How do sodium channels work

After eating, the first is sensory nerve paralysis, followed by motor nerve paralysis, which eventually leads to limb weakness or even inability to exercise. This is mainly because both are sodium channel inhibitors, which can specifically bind to the neurotoxin binding site 1 on the sodium channel located on the ring formed between S5 and S6 in DI-DIV , thereby inhibiting nerve conduction, eventually leading to limb paralysis. Clinical studies have shown that the analgesic effect of TTX is times than thatof morphine; the local anesthetic effect is times than that of procaine hydrochloride.

As early as , Southcott has demonstrated that STX can inhibit nerve conduction for a long time, and its local anesthetic effect is , times as that of procaine. In , when Berde et al. Therefore, a single injection of drugs can relieve pain for a long time, and ultimately reduce the need for addictive drugs such as opioids after surgery.
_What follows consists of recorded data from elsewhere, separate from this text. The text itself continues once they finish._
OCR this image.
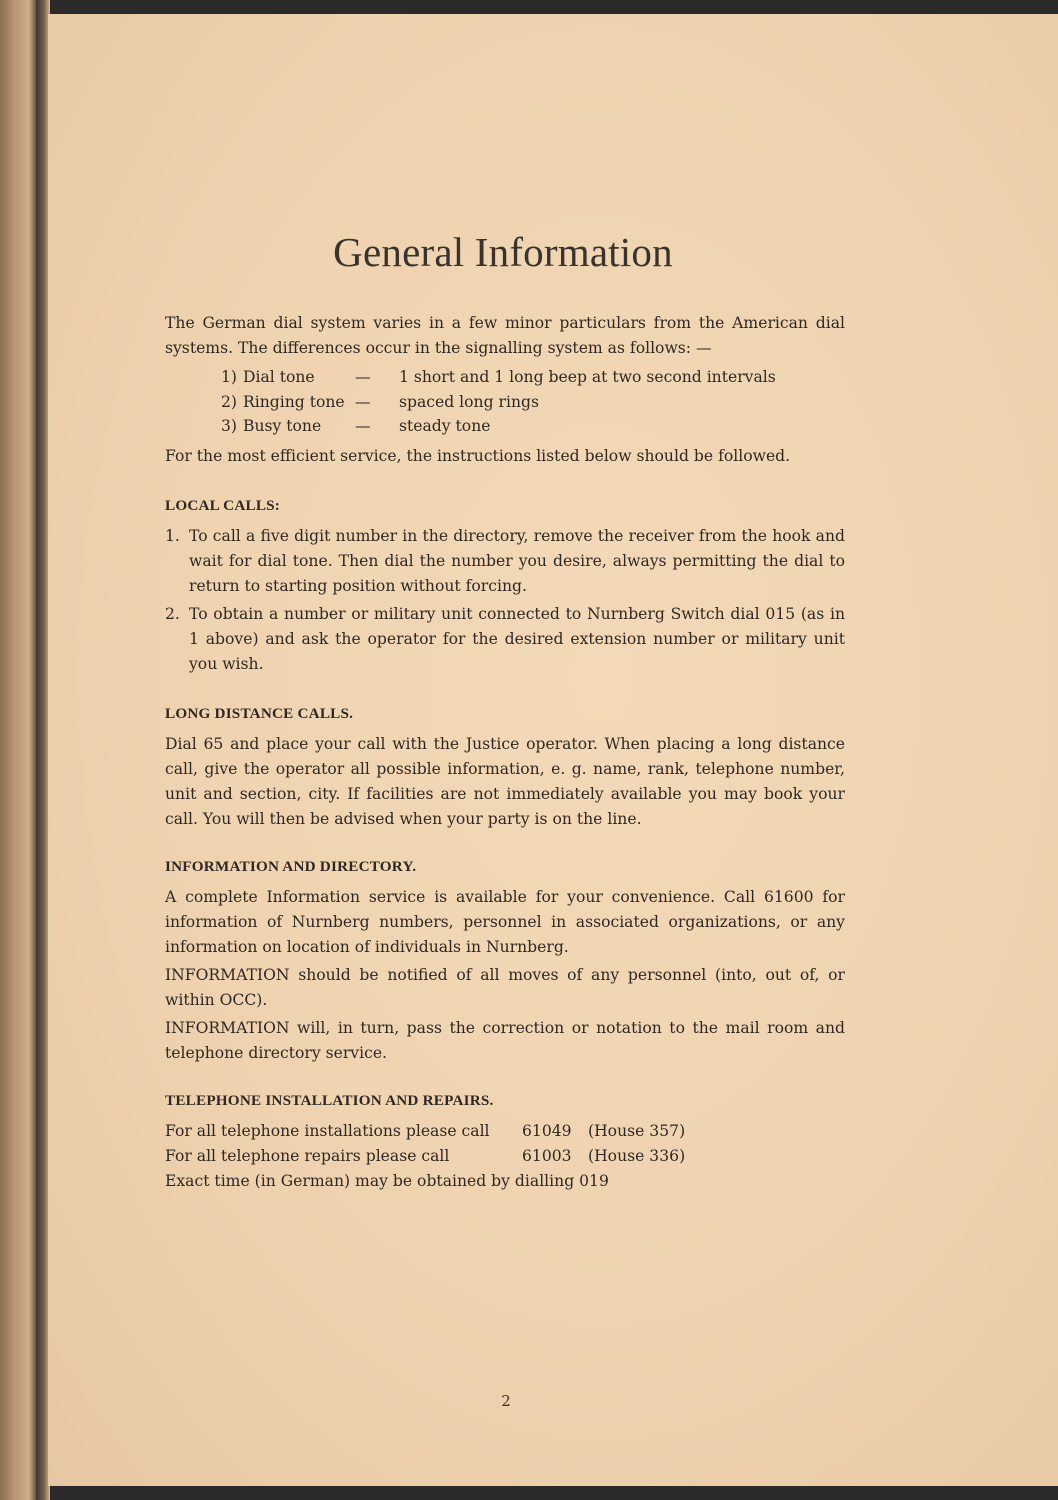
General Information

The German dial system varies in a few minor particulars from the American dial systems. The differences occur in the signalling system as follows: —

1) Dial tone	—	1 short and 1 long beep at two second intervals
2) Ringing tone —	spaced long rings
3) Busy tone	—	steady tone

For the most efficient service, the instructions listed below should be followed.

LOCAL CALLS:
1. To call a five digit number in the directory, remove the receiver from the hook and wait for dial tone. Then dial the number you desire, always permitting the dial to return to starting position without forcing.
2. To obtain a number or military unit connected to Nurnberg Switch dial 015 (as in 1 above) and ask the operator for the desired extension number or military unit you wish.
LONG DISTANCE CALLS.

Dial 65 and place your call with the Justice operator. When placing a long distance call, give the operator all possible information, e. g. name, rank, telephone number, unit and section, city. If facilities are not immediately available you may book your call. You will then be advised when your party is on the line.

INFORMATION AND DIRECTORY.

A complete Information service is available for your convenience. Call 61600 for information of Nurnberg numbers, personnel in associated organizations, or any information on location of individuals in Nurnberg.

INFORMATION should be notified of all moves of any personnel (into, out of, or within OCC).

INFORMATION will, in turn, pass the correction or notation to the mail room and telephone directory service.

TELEPHONE INSTALLATION AND REPAIRS.
For all telephone installations please call	61049	(House 357)
For all telephone repairs please call	61003	(House 336)

Exact time (in German) may be obtained by dialling 019

2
In , Sahadev et al. The results showed that the thermal pain block duration of the rats continued to be 6. Therefore, when TTX or STX is combined with other anesthetic analgesic drugs morphine, cocaine, bupivacaine, dexamethasone, etc. Certain local anesthetics and analgesics circulating on the market are amines containing aromatic groups like tetrodotoxin and saxitoxin.

It can suppress or reduce pain at very low concentrations and has a good effect on the treatment of neuropathic pain. When a spider preys or defies an enemy, its venom gland can paralyze or even kill prey or natural enemies by secreting spider toxins. This is mainly since spider toxins contain a variety of molecularly-sized, disulfide-rich peptide neurotoxins that affect the normal activities of ion channels in neurons, including sodium channels, potassium channels, and calcium channels.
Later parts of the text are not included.